Wednesday, 31 August 2016

Meandering round Manchester

The intricate Rylands Library faced by today's glass and steel
What an absorbing place this Manchester is. The ostentatiously wealthy parade in Deansgate, razzing their Maseratis, Lambos and BMWs noisily up the road, past stylish shoppers and glossy shops. A few streets away the massive Arndale teems with crowds while a confusion of trams runs every which way, hooting noisily to clear the errant jaywalker from their path.
And still the re-building goes on
And everywhere, ultra modern glass and steel buildings stand cheek-by-jowl – sometimes very awkwardly – with stone 19th century grandeur and crumbling brick.
Manchester seems to change constantly. I recall the centre was being pulled apart for the Metrolink tramway when we first visited – it's being pulled around again for another new tram line now.

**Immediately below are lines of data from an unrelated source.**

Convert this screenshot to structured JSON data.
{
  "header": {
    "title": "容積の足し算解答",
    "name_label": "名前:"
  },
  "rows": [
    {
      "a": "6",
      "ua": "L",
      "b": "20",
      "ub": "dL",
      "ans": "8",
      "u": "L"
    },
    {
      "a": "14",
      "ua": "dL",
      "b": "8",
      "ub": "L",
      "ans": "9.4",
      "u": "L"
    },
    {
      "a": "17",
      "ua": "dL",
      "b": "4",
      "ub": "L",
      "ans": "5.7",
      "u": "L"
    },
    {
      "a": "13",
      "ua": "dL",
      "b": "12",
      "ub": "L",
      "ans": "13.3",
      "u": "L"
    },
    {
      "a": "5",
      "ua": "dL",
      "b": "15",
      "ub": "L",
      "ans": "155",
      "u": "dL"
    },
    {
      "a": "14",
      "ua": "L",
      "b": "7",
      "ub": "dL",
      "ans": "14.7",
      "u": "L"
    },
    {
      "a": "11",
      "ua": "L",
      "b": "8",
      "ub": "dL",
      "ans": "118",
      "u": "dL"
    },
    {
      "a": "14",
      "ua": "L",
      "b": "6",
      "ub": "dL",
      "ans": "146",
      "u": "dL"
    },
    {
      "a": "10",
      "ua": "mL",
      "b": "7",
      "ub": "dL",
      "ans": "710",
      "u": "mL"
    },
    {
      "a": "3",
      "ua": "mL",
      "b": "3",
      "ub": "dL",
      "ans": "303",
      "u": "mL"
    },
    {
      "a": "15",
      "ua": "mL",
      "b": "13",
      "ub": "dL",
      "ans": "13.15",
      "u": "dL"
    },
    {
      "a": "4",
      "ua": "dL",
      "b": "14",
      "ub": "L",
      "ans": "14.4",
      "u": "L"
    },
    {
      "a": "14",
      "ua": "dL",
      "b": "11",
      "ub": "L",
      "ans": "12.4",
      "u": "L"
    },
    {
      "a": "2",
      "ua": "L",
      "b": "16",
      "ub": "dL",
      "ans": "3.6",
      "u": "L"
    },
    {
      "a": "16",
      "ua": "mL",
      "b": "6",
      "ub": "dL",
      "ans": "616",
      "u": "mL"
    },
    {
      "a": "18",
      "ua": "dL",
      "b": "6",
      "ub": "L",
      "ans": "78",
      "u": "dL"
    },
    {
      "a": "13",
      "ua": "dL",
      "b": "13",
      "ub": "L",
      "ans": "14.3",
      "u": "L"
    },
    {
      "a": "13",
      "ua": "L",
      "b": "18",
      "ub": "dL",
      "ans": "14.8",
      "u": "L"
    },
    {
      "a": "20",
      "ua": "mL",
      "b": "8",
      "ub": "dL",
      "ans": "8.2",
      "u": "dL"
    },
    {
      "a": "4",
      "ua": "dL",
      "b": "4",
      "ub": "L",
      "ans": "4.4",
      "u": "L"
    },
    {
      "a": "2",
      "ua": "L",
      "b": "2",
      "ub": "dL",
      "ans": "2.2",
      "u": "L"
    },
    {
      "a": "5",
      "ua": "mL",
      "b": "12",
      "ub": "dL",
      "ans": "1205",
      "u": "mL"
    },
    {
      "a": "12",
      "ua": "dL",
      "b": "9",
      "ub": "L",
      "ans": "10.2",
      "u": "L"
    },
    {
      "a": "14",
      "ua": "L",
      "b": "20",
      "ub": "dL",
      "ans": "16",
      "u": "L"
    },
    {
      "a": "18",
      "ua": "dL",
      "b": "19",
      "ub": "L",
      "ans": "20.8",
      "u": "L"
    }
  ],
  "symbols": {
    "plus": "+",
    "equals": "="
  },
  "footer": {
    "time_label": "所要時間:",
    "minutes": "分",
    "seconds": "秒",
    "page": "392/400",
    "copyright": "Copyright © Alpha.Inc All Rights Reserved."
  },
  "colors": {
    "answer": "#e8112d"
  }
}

New high rise offices are appearing all the time: the massive IRA bomb of 1996 that destroyed a vast area around the Arndale centre is often claimed as the catalyst for the present wave of development. It may have started there but by now, like Himalayan Balsam, it's everywhere.
The ever changing face of Manchester
Indeed, glamorous glass buildings easily blind one to the rest of the city's architecture but look a little longer and it really is remarkable. Glorious, largely Victorian era, public buildings like the huge Royal Exchange, the Gothic extravagance of the Town Hall or the splendid John Rylands Library stand among banks, hotels, churches all in varied styles and fascinating layers of detail.

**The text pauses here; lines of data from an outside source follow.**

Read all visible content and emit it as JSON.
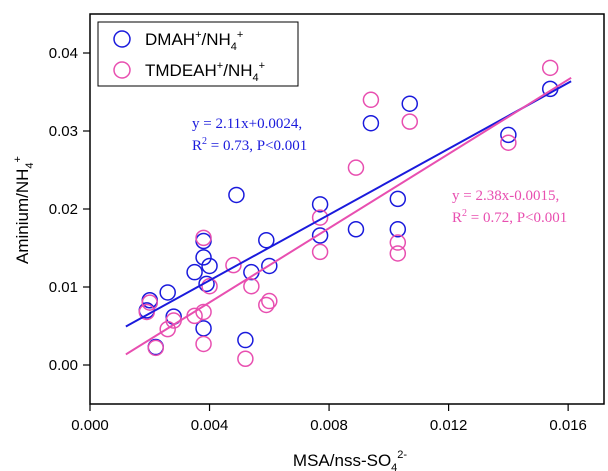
{
  "chart_data": {
    "type": "scatter",
    "xlabel_main": "MSA/nss-SO",
    "xlabel_sub": "4",
    "xlabel_sup": "2-",
    "ylabel_main": "Aminium/NH",
    "ylabel_sub": "4",
    "ylabel_sup": "+",
    "xlim": [
      0.0,
      0.0172
    ],
    "ylim": [
      -0.005,
      0.045
    ],
    "xticks": [
      {
        "value": 0.0,
        "label": "0.000"
      },
      {
        "value": 0.004,
        "label": "0.004"
      },
      {
        "value": 0.008,
        "label": "0.008"
      },
      {
        "value": 0.012,
        "label": "0.012"
      },
      {
        "value": 0.016,
        "label": "0.016"
      }
    ],
    "yticks": [
      {
        "value": 0.0,
        "label": "0.00"
      },
      {
        "value": 0.01,
        "label": "0.01"
      },
      {
        "value": 0.02,
        "label": "0.02"
      },
      {
        "value": 0.03,
        "label": "0.03"
      },
      {
        "value": 0.04,
        "label": "0.04"
      }
    ],
    "legend_position": "top-left",
    "grid": false,
    "series": [
      {
        "name": "DMAH+/NH4+",
        "label_main": "DMAH",
        "label_sup1": "+",
        "label_mid": "/NH",
        "label_sub": "4",
        "label_sup2": "+",
        "color": "#1a1adc",
        "marker": "open-circle",
        "points": [
          [
            0.0019,
            0.007
          ],
          [
            0.002,
            0.0083
          ],
          [
            0.0026,
            0.0093
          ],
          [
            0.0028,
            0.0062
          ],
          [
            0.0022,
            0.0023
          ],
          [
            0.0035,
            0.0119
          ],
          [
            0.0038,
            0.0138
          ],
          [
            0.0038,
            0.0159
          ],
          [
            0.0039,
            0.0104
          ],
          [
            0.004,
            0.0127
          ],
          [
            0.0038,
            0.0047
          ],
          [
            0.0049,
            0.0218
          ],
          [
            0.0052,
            0.0032
          ],
          [
            0.0054,
            0.0119
          ],
          [
            0.0059,
            0.016
          ],
          [
            0.006,
            0.0127
          ],
          [
            0.0077,
            0.0206
          ],
          [
            0.0077,
            0.0166
          ],
          [
            0.0089,
            0.0174
          ],
          [
            0.0094,
            0.031
          ],
          [
            0.0103,
            0.0213
          ],
          [
            0.0103,
            0.0174
          ],
          [
            0.0107,
            0.0335
          ],
          [
            0.014,
            0.0295
          ],
          [
            0.0154,
            0.0354
          ]
        ],
        "fit": {
          "slope": 2.11,
          "intercept": 0.0024,
          "x_range": [
            0.0012,
            0.0161
          ]
        },
        "annotation": {
          "line1": "y = 2.11x+0.0024,",
          "r_main": "R",
          "r_sup": "2",
          "r_rest": " = 0.73, P<0.001"
        }
      },
      {
        "name": "TMDEAH+/NH4+",
        "label_main": "TMDEAH",
        "label_sup1": "+",
        "label_mid": "/NH",
        "label_sub": "4",
        "label_sup2": "+",
        "color": "#e84fb0",
        "marker": "open-circle",
        "points": [
          [
            0.0019,
            0.0068
          ],
          [
            0.002,
            0.008
          ],
          [
            0.0022,
            0.0022
          ],
          [
            0.0026,
            0.0046
          ],
          [
            0.0028,
            0.0057
          ],
          [
            0.0035,
            0.0063
          ],
          [
            0.0038,
            0.0163
          ],
          [
            0.0038,
            0.0068
          ],
          [
            0.0038,
            0.0027
          ],
          [
            0.004,
            0.0101
          ],
          [
            0.0048,
            0.0128
          ],
          [
            0.0052,
            0.0008
          ],
          [
            0.0054,
            0.0101
          ],
          [
            0.0059,
            0.0077
          ],
          [
            0.006,
            0.0082
          ],
          [
            0.0077,
            0.0189
          ],
          [
            0.0077,
            0.0145
          ],
          [
            0.0089,
            0.0253
          ],
          [
            0.0094,
            0.034
          ],
          [
            0.0103,
            0.0157
          ],
          [
            0.0103,
            0.0143
          ],
          [
            0.0107,
            0.0312
          ],
          [
            0.014,
            0.0285
          ],
          [
            0.0154,
            0.0381
          ]
        ],
        "fit": {
          "slope": 2.38,
          "intercept": -0.0015,
          "x_range": [
            0.0012,
            0.0161
          ]
        },
        "annotation": {
          "line1": "y = 2.38x-0.0015,",
          "r_main": "R",
          "r_sup": "2",
          "r_rest": " = 0.72, P<0.001"
        }
      }
    ]
  }
}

Exquisite interior of St Mary's catholic church

Lavish detail on even the most humble frontage
What is clear is that the architects and builders of old were building forever: the abundance of detail and sheer, painstaking craftsmanship is evident on even the most humble office front. Today's buildings seem to be all about 'now' - full of flash and instant eye-appeal. I wonder if the majority will even still be around in a hundred years, let alone admired.
This trip we wandered further afield to the Northern Quarter, a place of small streets and more intimate but no less interesting buildings that is now home to independent bars, clubs and creative businesses.
The facade of the old fishmarket surrounds new development
The sad side of this vibrant and bustling city is all too obvious as well – the numbers of beggars and rough sleepers to be seen around the centre is truly depressing. The gap between the haves and have-nots is very, very obvious.